“Least-To-Most Prompting Enables Complex Reasoning in Large Language Models”, Denny Zhou, Nathanael Schärli, Le Hou, Jason Wei, Nathan Scales, Xuezhi Wang, Dale Schuurmans, Olivier Bousquet, Quoc Le, Ed Chi2022-05-21 (, , , )⁠:

We propose a novel prompting strategy, least-to-most prompting, that enables large language models to better perform multi-step reasoning tasks. Least-to-most prompting first reduces a complex problem into a list of subproblems, and then sequentially solves the subproblems, whereby solving a given sub-problem is facilitated by the model’s answers to previously solved subproblems.

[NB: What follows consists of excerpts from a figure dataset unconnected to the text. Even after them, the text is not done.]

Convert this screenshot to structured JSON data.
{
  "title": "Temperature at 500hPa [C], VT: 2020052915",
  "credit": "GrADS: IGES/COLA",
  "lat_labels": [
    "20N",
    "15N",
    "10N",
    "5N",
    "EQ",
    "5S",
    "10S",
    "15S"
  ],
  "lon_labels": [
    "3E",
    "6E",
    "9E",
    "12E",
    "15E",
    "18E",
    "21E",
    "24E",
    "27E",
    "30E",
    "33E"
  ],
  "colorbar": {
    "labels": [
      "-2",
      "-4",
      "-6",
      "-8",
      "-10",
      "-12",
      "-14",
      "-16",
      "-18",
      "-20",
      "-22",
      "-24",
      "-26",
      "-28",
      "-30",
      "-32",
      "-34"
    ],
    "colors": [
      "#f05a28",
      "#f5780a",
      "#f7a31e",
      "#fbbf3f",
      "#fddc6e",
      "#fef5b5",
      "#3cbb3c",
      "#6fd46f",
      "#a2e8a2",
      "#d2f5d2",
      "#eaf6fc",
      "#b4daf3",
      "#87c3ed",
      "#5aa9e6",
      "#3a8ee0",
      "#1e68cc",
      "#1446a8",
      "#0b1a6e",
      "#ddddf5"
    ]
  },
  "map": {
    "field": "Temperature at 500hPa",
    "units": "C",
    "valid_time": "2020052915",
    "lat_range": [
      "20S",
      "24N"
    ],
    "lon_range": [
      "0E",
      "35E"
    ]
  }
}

Experiments on symbolic manipulation, compositional generalization and numerical reasoning demonstrate that least-to-most prompting can generalize to examples that are harder than those seen in the prompt context, outperforming other prompting-based approaches by a large margin. A notable empirical result is that the GPT-3 code-davinci-002 [InstructGPT] model with least-to-most-prompting can solve the SCAN benchmark with an accuracy of 99.7% using 14 examples. [condensed notation; also evaluated is PaLM on DROP.] As a comparison, the neural-symbolic models in the literature specialized for solving SCAN are trained with the full training set of more than 15,000 examples.